A friend of mine stopped by the other day for a “catch-up” session. Her daughter recently gave birth to her second baby and the first child, a toddler, was having adjustment issues with her new sibling.
At one point, the toddler asked if her infant baby brother could “go back in mommy’s tummy.” How adorable.
I well remember when our second child was born and those early months of adjusting to her arrival.
Our oldest son was 13 months old when the second baby arrived. In other words, he was also a baby, although I didn’t seem to “get” that.
Everybody kept asking if he was excited to have a new baby sister. I remember knowing if he could have expressed his feelings with words, he would have offered a resounding “no.”
A lot of things happened letting me know he wasn’t keen on the idea of the new family member, even though he couldn’t say it verbally.
When his sister fell asleep in the play pen, he would “innocently” toss toys into it, surely hoping to hit her.
When I found a toy hammer in the play pen, I knew I had to take action. I went to the baby store and found a netting to fit over the top of the play pen. I was actually happy to see it had been invented. We were obviously not the only family to need a net for protection.
Another day, I opened the oven to find numerous stuffed animals inside. Back to the baby store I went, and handily found a child-proof oven lock. Again, we obviously weren’t the only family with a mischievous little one.
As soon as he was tall enough, our oldest opened the dead bolt on the front door and attempted to escape.
That night, Paul installed a dead bolt that was super high. Even when our oldest pulled a chair over to the front door, he still couldn’t reach the lock.

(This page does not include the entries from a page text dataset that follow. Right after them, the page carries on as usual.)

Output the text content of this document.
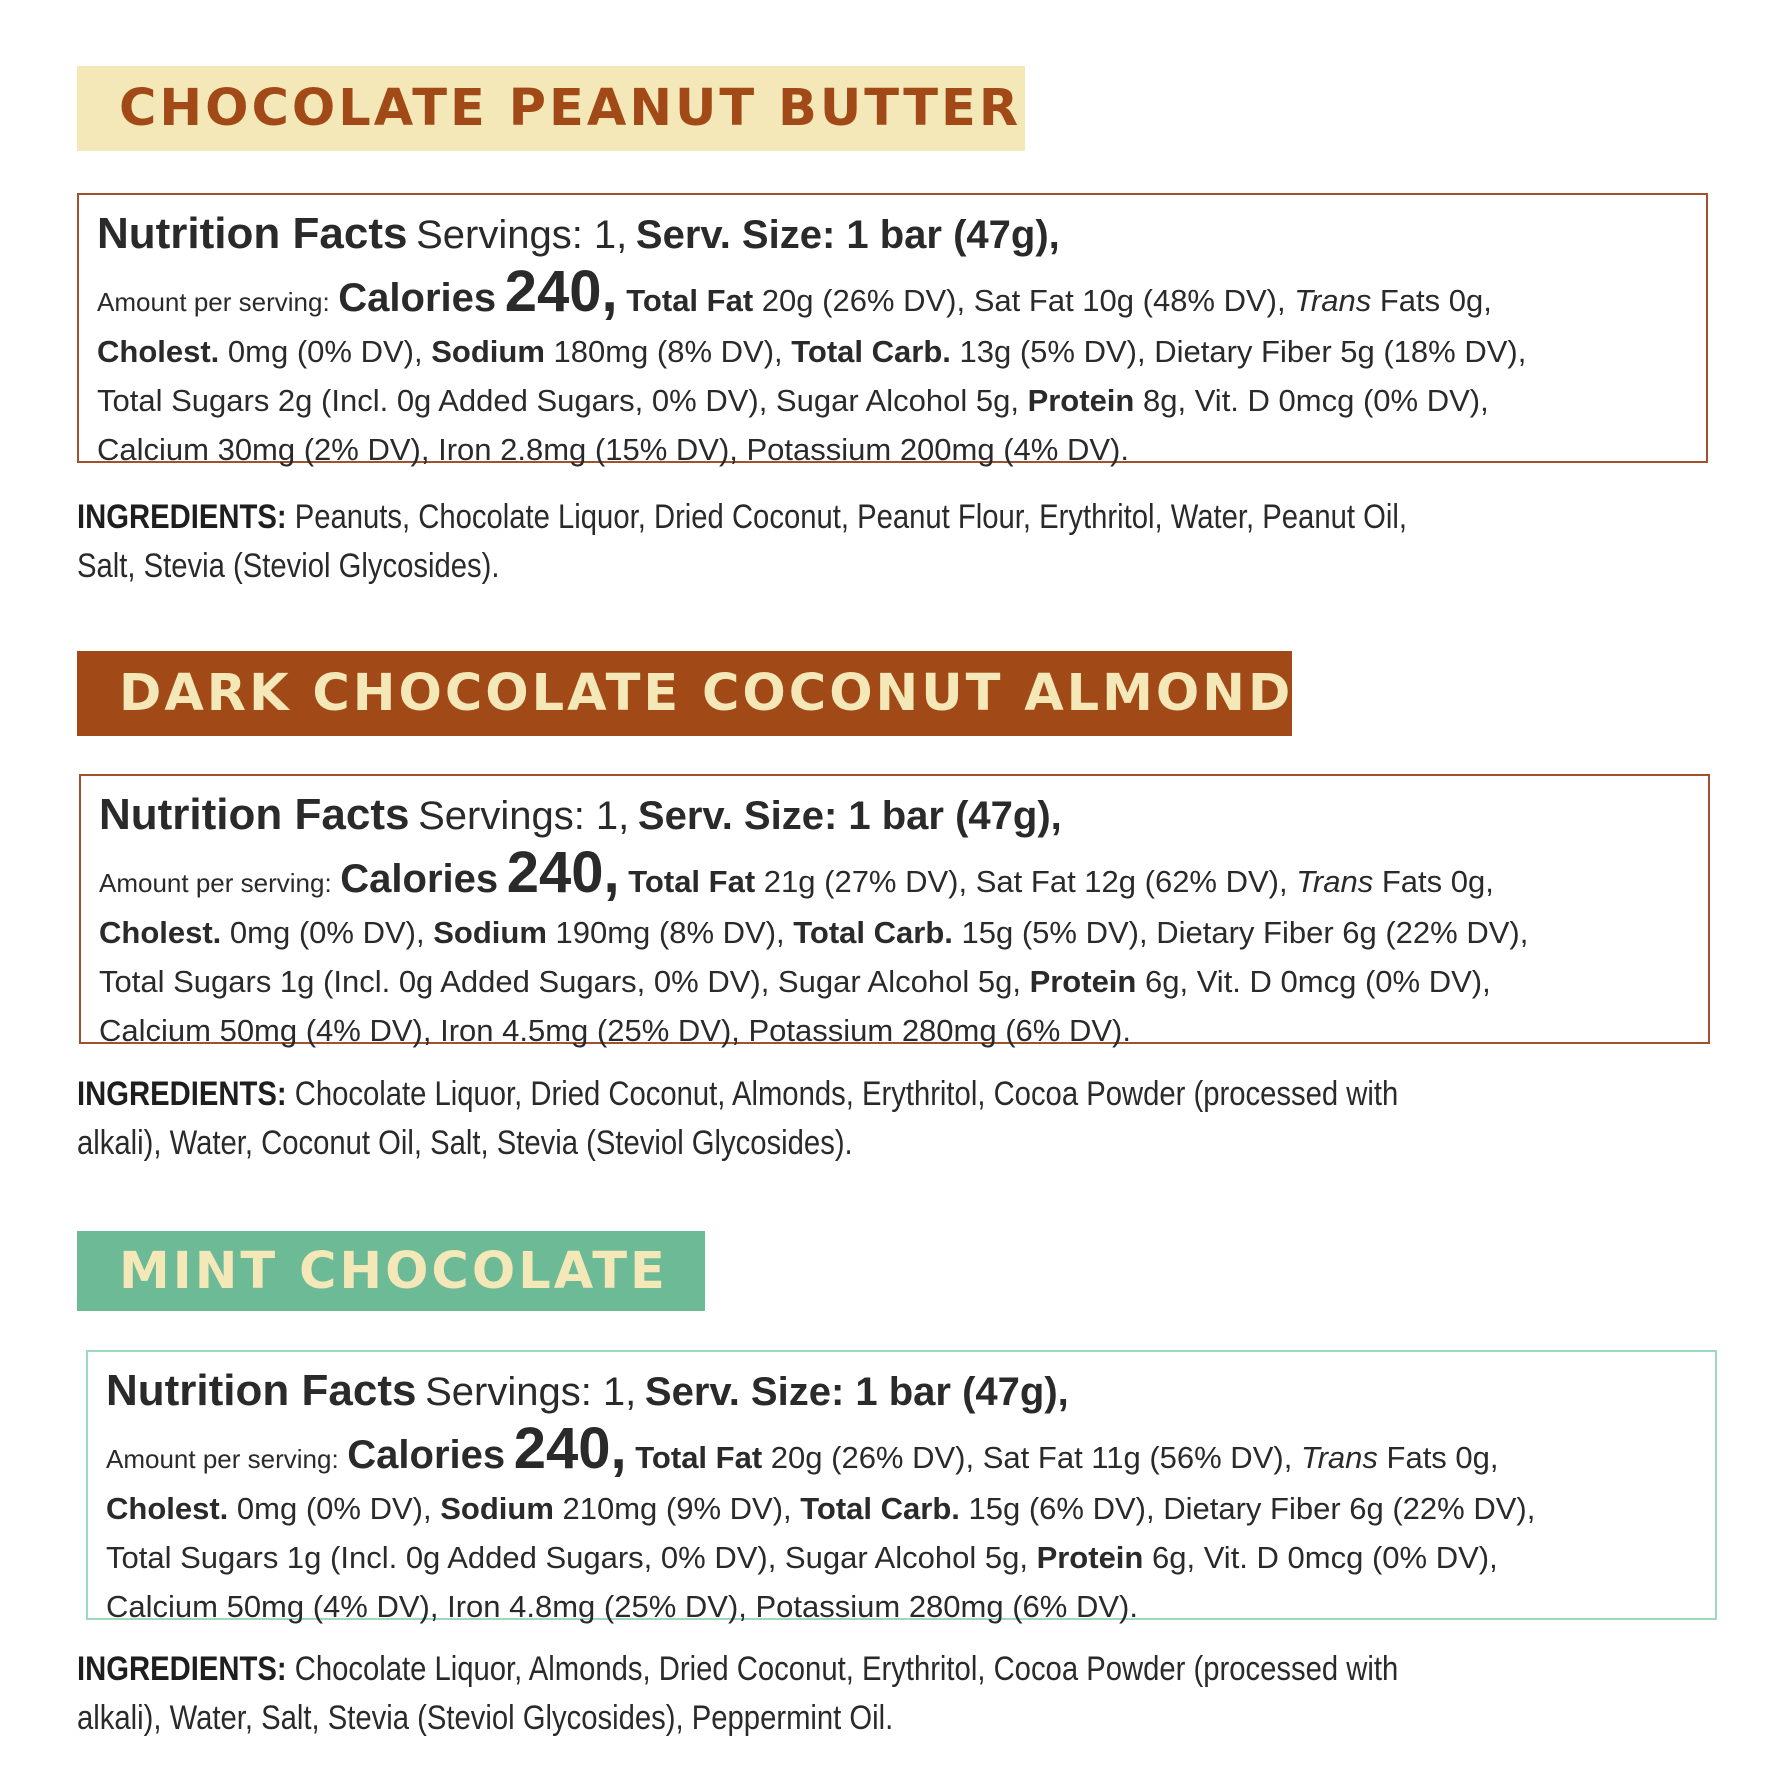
CHOCOLATE PEANUT BUTTER
Nutrition Facts Servings: 1, Serv. Size: 1 bar (47g),
Amount per serving: Calories 240, Total Fat 20g (26% DV), Sat Fat 10g (48% DV), Trans Fats 0g,
Cholest. 0mg (0% DV), Sodium 180mg (8% DV), Total Carb. 13g (5% DV), Dietary Fiber 5g (18% DV),
Total Sugars 2g (Incl. 0g Added Sugars, 0% DV), Sugar Alcohol 5g, Protein 8g, Vit. D 0mcg (0% DV),
Calcium 30mg (2% DV), Iron 2.8mg (15% DV), Potassium 200mg (4% DV).
INGREDIENTS: Peanuts, Chocolate Liquor, Dried Coconut, Peanut Flour, Erythritol, Water, Peanut Oil,
Salt, Stevia (Steviol Glycosides).
DARK CHOCOLATE COCONUT ALMOND
Nutrition Facts Servings: 1, Serv. Size: 1 bar (47g),
Amount per serving: Calories 240, Total Fat 21g (27% DV), Sat Fat 12g (62% DV), Trans Fats 0g,
Cholest. 0mg (0% DV), Sodium 190mg (8% DV), Total Carb. 15g (5% DV), Dietary Fiber 6g (22% DV),
Total Sugars 1g (Incl. 0g Added Sugars, 0% DV), Sugar Alcohol 5g, Protein 6g, Vit. D 0mcg (0% DV),
Calcium 50mg (4% DV), Iron 4.5mg (25% DV), Potassium 280mg (6% DV).
INGREDIENTS: Chocolate Liquor, Dried Coconut, Almonds, Erythritol, Cocoa Powder (processed with
alkali), Water, Coconut Oil, Salt, Stevia (Steviol Glycosides).
MINT CHOCOLATE
Nutrition Facts Servings: 1, Serv. Size: 1 bar (47g),
Amount per serving: Calories 240, Total Fat 20g (26% DV), Sat Fat 11g (56% DV), Trans Fats 0g,
Cholest. 0mg (0% DV), Sodium 210mg (9% DV), Total Carb. 15g (6% DV), Dietary Fiber 6g (22% DV),
Total Sugars 1g (Incl. 0g Added Sugars, 0% DV), Sugar Alcohol 5g, Protein 6g, Vit. D 0mcg (0% DV),
Calcium 50mg (4% DV), Iron 4.8mg (25% DV), Potassium 280mg (6% DV).
INGREDIENTS: Chocolate Liquor, Almonds, Dried Coconut, Erythritol, Cocoa Powder (processed with
alkali), Water, Salt, Stevia (Steviol Glycosides), Peppermint Oil.
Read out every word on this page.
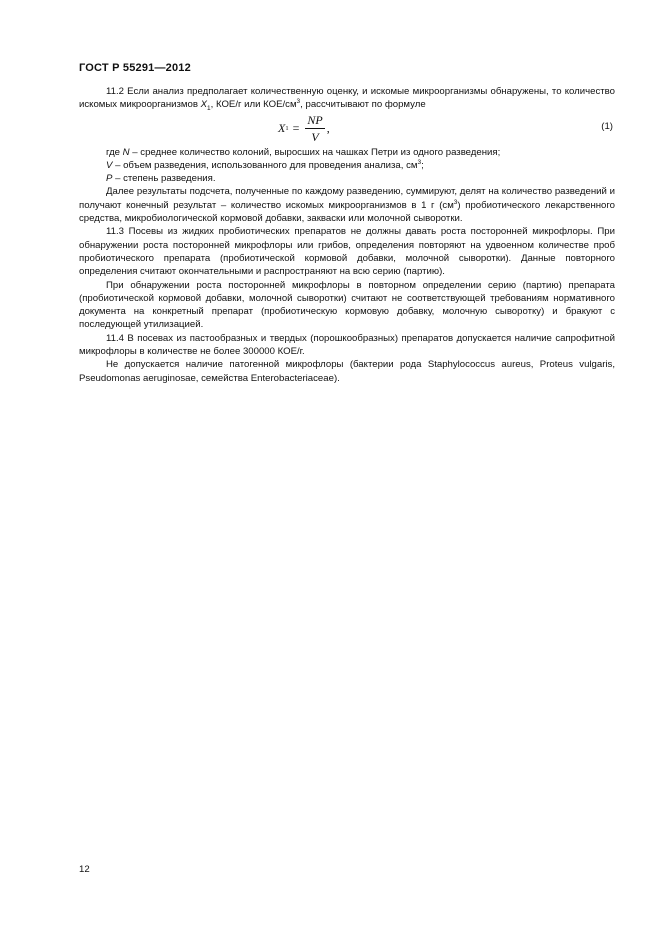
ГОСТ Р 55291—2012

11.2 Если анализ предполагает количественную оценку, и искомые микроорганизмы обнаружены, то количество искомых микроорганизмов $X_1$, КОЕ/г или КОЕ/$см^3$, рассчитывают по формуле

X $1 = \frac{NP}{V}$ ,	(1)

где N – среднее количество колоний, выросших на чашках Петри из одного разведения;

V – объем разведения, использованного для проведения анализа, $см^3$;

P – степень разведения.

Далее результаты подсчета, полученные по каждому разведению, суммируют, делят на количество разведений и получают конечный результат – количество искомых микроорганизмов в 1 г $(см^3)$ пробиотического лекарственного средства, микробиологической кормовой добавки, закваски или молочной сыворотки.

11.3 Посевы из жидких пробиотических препаратов не должны давать роста посторонней микрофлоры. При обнаружении роста посторонней микрофлоры или грибов, определения повторяют на удвоенном количестве проб пробиотического препарата (пробиотической кормовой добавки, молочной сыворотки). Данные повторного определения считают окончательными и распространяют на всю серию (партию).

При обнаружении роста посторонней микрофлоры в повторном определении серию (партию) препарата (пробиотической кормовой добавки, молочной сыворотки) считают не соответствующей требованиям нормативного документа на конкретный препарат (пробиотическую кормовую добавку, молочную сыворотку) и бракуют с последующей утилизацией.

11.4 В посевах из пастообразных и твердых (порошкообразных) препаратов допускается наличие сапрофитной микрофлоры в количестве не более 300000 КОЕ/г.

Не допускается наличие патогенной микрофлоры (бактерии рода Staphylococcus aureus, Proteus vulgaris, Pseudomonas aeruginosae, семейства Enterobacteriaceae).

12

When his sister began sitting up and then crawling, he seemed a bit more interested. And, of course, by that time, he had forgotten what life was like before she arrived.
Still, there were many times I knew he was acting out or trying to get my attention due to my preoccupation with her.
Looking back, I don’t really know what I could have done to ease the transition. I was so overwhelmed with two babies, just getting through the day was pretty much my goal.
Before writing this, I did look online for advice about introducing baby No. 1 to baby No. 2, but I didn’t see anything other than common-sense things.
No matter the advice, chances are there are going to be many days and incidences proving the older child resents his or her sibling. Who can blame them?
Baby No. 1 went from being the center of the universe to having to learn patience, sharing, etc.
As with most things when it comes to parenting, trust those instincts and know things will get better — not perfect, but better.
Also know that there is nothing more rewarding than seeing young-adult children, who often fought like cats and dogs growing up, become best friends.